I wasn’t sure where this was going. I knew he’d be jealous. I’d hoped, though, that perhaps we’d be peers now.

“If you want to try again, I can help you,” I offered. He didn’t have the A-level grades to get in. When he didn’t get an offer, he stopped trying. But he could resit the exams if that was important to him.

“It’s not for me. I’d only done it as a lark with my mates. It takes a special mind to enjoy that shit.” He used “special” the way schools do, to politely label the developmentally disabled. Mother turned up the volume on the television. “If anyone needs a hand, it’s you,” Stephen said. “Have you even got any friends?”

Dr. Oliver had taken me in, in a way. He had me round for an occasional meal with his strange daughter at his cramped house. He showed me his work with galaxy clusters. The uses I wanted to put my maths to were becoming fixed.

“That’s what I thought. Look, I didn’t get you a prezzie.” That was usual. “So let me do this for you: Friday night. Give it a go. See what it’s like to be normal. Have a beer, throw some darts. Pub quiz.”

“You want to take me out with your friends?”

“Oh,
that
would work. You’d hunch over your drink refusing to talk, and everyone would ignore you. It’s not enough to drag you out. You need a whole new way of looking at the world.”

The timer buzzed for the potatoes. Stephen dropped the topic. We chopped and basted and sliced and served, and ate with the telly playing a Dickens adaptation.

Three days later, Stephen kept his word. He brought me tan trousers and a blue buttoned shirt. He put me in his straight, knee-length grey wool coat, and his school scarf: long stripes of orange and dark blue.

Why did I believe him? He’d only ever been cruel. But I believed, I think, that Cambridge had earned me something. That Cambridge had changed me, that I’d become deserving of different treatment. I expected new respect, so I saw it, even from him.

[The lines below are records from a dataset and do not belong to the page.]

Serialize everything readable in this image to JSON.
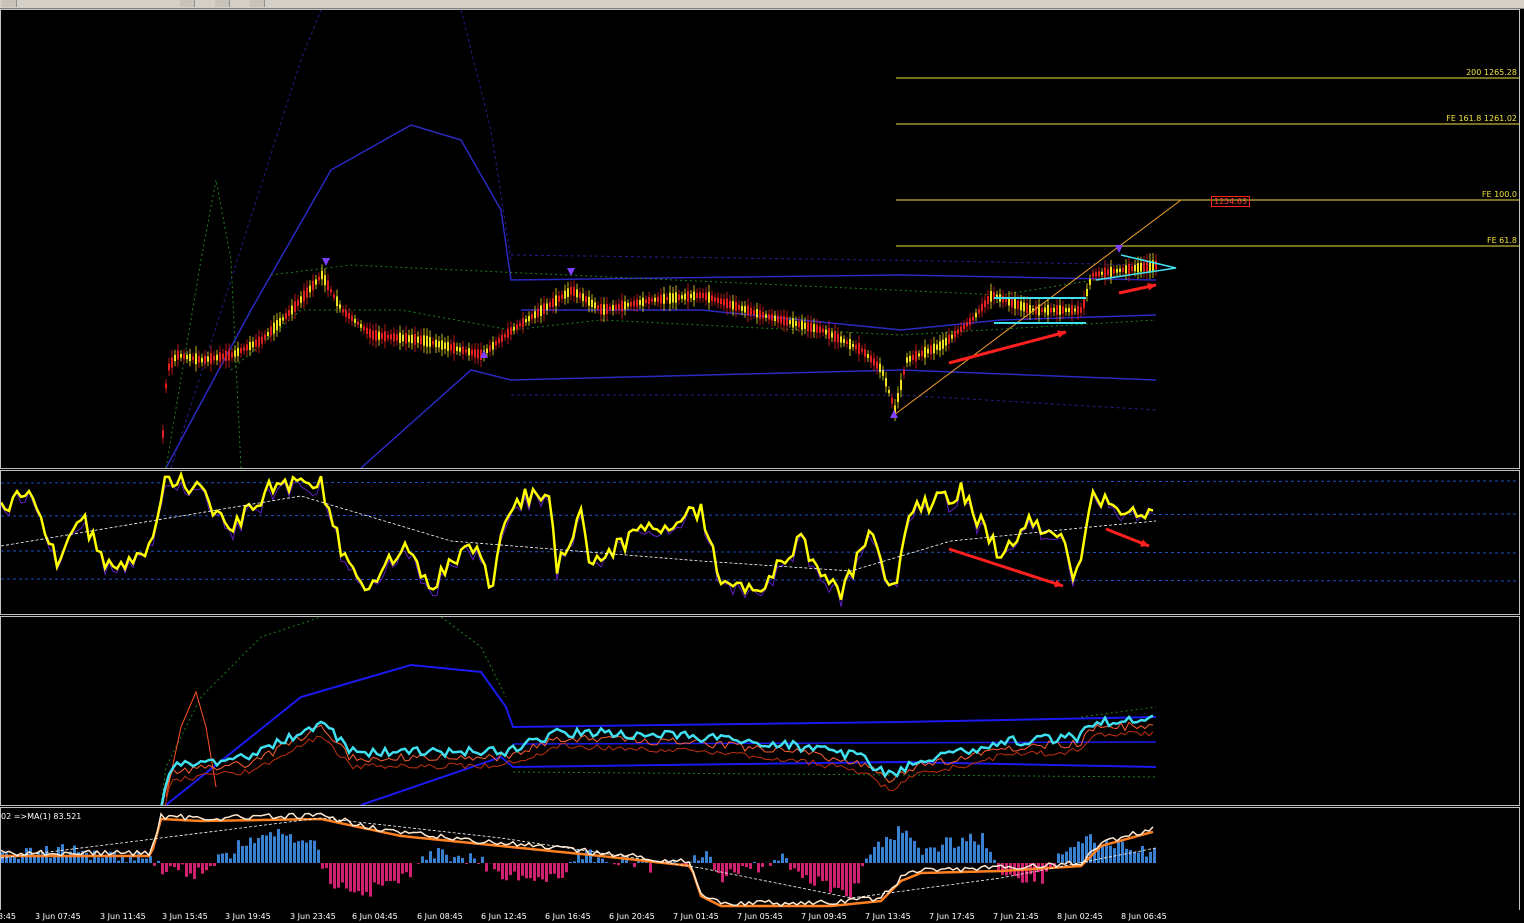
{
  "toolbar": {
    "items": [
      "toolbar-btn-1",
      "toolbar-btn-2",
      "toolbar-btn-3",
      "toolbar-btn-4"
    ]
  },
  "fib_levels": [
    {
      "label": "200 1265.28"
    },
    {
      "label": "FE 161.8 1261.02"
    },
    {
      "label": "FE 100.0"
    },
    {
      "label": "FE 61.8"
    }
  ],
  "price_tag": "1254.63",
  "macd": {
    "label": "02  =>MA(1) 83.521"
  },
  "x_axis_labels": [
    "3:45",
    "3 Jun 07:45",
    "3 Jun 11:45",
    "3 Jun 15:45",
    "3 Jun 19:45",
    "3 Jun 23:45",
    "6 Jun 04:45",
    "6 Jun 08:45",
    "6 Jun 12:45",
    "6 Jun 16:45",
    "6 Jun 20:45",
    "7 Jun 01:45",
    "7 Jun 05:45",
    "7 Jun 09:45",
    "7 Jun 13:45",
    "7 Jun 17:45",
    "7 Jun 21:45",
    "8 Jun 02:45",
    "8 Jun 06:45"
  ],
  "colors": {
    "candle_up": "#f0e020",
    "candle_down": "#e02020",
    "band": "#2a2ac0",
    "oscillator": "#ffff00",
    "cyan_line": "#40e0f0",
    "fib": "#f0e040",
    "arrow": "#ff2020",
    "hist_pos": "#3a80d0",
    "hist_neg": "#d02070"
  }
}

He unclasped his watch. It had been a prize for high achievement at his school. He always wore it, except to shower. He put it on my wrist.

“Now smile,” he said. We looked in the mirror. We were just alike, split from the same egg. But my posture was different. “Pull your shoulders back,” he said. “Stand like you mean it. Look, spread your feet.”

I tried it.

“Don’t duck your head. That’s an apology.”

It was uncanny. That wasn’t a mirror. I was looking at my brother.

“That’s it. I told them I’d be along to the Duck and Feathers at nine. Go on.”

“Do you want my coat?” I said.

He laughed. “Don’t be daft.” He sneered at my short jacket that gripped at the hips with elastic.

I shrugged.
Let him be cold
.

“You don’t get it. This is your turn. Go out, have a good time. They’ll treat you like you belong. It’s the only way you’ll learn to act like it.”

Warnings screamed in my head. “They won’t be happy to see me.”

“They’ll be happy to see
me
,” he said.

I got it.

“Merry Christmas,” he said. He shoved me out the door.